Por qué ahora, el pánico demográfico y la pérdida del relato se da con tanta fuerza. La respuesta es simple y cruel: el mapa demográfico y político está cambiando con rapidez. El voto latino ya dejó de ser una promesa futura para ser un factor decisivo en elecciones nacionales y estatales; su crecimiento en el padrón electoral le confiere a esa comunidad un peso que puede determinar resultados y redibujar mayorías. Instituciones y centros de investigación demuestran que la cantidad de votantes latinos elegibles creció de forma notable en los últimos años, transformando la correlación de fuerzas en estados clave. ¿Por qué apuntan a comunidades concretas? Porque no es contra “la sociedad” en abstracto: es contra quienes pueden alterar la correlación de fuerzas. Porque en estas regiones, hoy se concentran más de una centena de millones de personas con raíces culturales e históricas compartidas. Ahí el voto latino no es una minoría marginal: es un vector que puede cambiar gobernaturas, mayorías legislativas y, en última instancia, la dirección del gobierno federal. Datos federales de población muestran la magnitud y crecimiento de estas comunidades en los estados clave.

La lógica es brutal pero lógica: si no puedes neutralizar la fuerza electoral a través del discurso, lo haces a través del miedo. Si no puedes convencer a la gente de que “ese es el orden natural”, la persuades imponiéndole un cálculo existencial: “si te expones, te arriesgas a perderlo todo”. De ese modo, la participación política se deforma: desaparece la elección libre y aparece la sumisión por supervivencia. Las prácticas de represión migratoria y policial generan efectos políticos previsibles: menos movilización, menos registro electoral, menor asistencia a las urnas en comunidades aterradas. Esa disminución concertada o naturalizada de la participación electoral es la contra-estrategia más efectiva para quien teme perder su hegemonía por la vía democrática. Detrás de cifras y estrategias hay gente concreta: familias separadas, jóvenes sin futuro, ancianos que desaparecen en la lógica burocrática, trabajadores que ya no se atreven a ir a los hospitales o a las escuelas por miedo a ser fichados. Pero también hay comunidades con memoria viva y redes de solidaridad que resisten: organizaciones civiles, abogados, movimientos de base y alianzas transfronterizas que documentan, que organizan, que educan sobre derechos y, sobre todo, que trabajan para transformar el miedo en poder político.

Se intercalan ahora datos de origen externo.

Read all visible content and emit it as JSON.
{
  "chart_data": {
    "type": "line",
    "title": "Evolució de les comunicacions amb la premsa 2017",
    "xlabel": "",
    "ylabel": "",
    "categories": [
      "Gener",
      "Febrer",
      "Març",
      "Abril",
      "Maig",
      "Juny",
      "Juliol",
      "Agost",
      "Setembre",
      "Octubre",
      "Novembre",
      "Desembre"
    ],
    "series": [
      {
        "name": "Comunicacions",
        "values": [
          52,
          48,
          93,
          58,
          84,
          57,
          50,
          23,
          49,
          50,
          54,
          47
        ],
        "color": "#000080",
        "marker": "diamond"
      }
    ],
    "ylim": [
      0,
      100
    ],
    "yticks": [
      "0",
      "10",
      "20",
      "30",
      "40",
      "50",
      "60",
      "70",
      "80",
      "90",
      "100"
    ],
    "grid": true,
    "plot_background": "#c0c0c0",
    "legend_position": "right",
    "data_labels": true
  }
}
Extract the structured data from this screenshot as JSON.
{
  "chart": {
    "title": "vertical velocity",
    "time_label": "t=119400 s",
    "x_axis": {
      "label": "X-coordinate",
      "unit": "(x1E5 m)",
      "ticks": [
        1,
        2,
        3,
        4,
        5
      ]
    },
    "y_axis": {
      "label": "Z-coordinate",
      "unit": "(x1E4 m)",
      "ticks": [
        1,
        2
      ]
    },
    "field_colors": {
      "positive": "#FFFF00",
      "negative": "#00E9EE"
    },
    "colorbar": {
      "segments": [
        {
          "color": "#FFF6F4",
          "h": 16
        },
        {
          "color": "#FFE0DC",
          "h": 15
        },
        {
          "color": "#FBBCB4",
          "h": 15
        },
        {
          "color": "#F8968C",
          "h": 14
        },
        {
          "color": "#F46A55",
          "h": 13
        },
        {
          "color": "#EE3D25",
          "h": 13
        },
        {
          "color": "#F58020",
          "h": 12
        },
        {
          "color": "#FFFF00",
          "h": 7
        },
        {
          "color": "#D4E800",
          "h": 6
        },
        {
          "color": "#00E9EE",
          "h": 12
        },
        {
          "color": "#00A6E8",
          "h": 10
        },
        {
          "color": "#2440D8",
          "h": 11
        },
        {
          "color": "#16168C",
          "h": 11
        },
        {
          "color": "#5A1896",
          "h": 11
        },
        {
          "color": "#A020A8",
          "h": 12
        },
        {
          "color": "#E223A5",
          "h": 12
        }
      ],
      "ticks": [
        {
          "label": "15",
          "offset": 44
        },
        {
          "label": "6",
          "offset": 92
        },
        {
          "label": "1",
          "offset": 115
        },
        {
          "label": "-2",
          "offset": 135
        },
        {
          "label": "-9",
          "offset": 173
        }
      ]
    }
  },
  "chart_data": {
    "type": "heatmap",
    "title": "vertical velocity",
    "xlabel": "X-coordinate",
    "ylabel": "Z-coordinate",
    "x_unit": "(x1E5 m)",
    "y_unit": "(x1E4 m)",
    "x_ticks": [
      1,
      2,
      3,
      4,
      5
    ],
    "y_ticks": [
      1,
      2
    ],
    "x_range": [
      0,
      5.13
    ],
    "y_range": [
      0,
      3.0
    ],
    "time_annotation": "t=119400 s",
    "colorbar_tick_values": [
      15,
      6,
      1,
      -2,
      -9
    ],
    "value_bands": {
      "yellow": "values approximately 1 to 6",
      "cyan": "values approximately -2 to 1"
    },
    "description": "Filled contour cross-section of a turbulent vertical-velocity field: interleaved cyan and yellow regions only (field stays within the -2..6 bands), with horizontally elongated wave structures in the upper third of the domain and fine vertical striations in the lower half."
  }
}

El derecho internacional, y también los principios democráticos básicos, reconoce que las poblaciones históricas tienen derechos a decidir su estatus político y a ejercer sus derechos civiles sin coacción. Cuando se violan esos derechos por medio de la intimidación sistemática, se abre una ventana moral para la intervención del escrutinio público, la solidaridad internacional y, eventualmente, mecanismos legales que cuestionen la legitimidad de prácticas estatales que operan fuera de la ley. El estado norteamericano puede silenciar a muchos individuos por separado, pero no puede silenciar a la memoria colectiva cuando ésta se convierte en decisión libre. Y cuando el voto deje de ser el eco de una mentira impuesta y pase a ser la voz de la verdad recuperada, habrá comenzado la verdadera desarticulación de esa ficción que llaman destino manifiesto: no será con las armas, será en las urnas, con organización y coraje.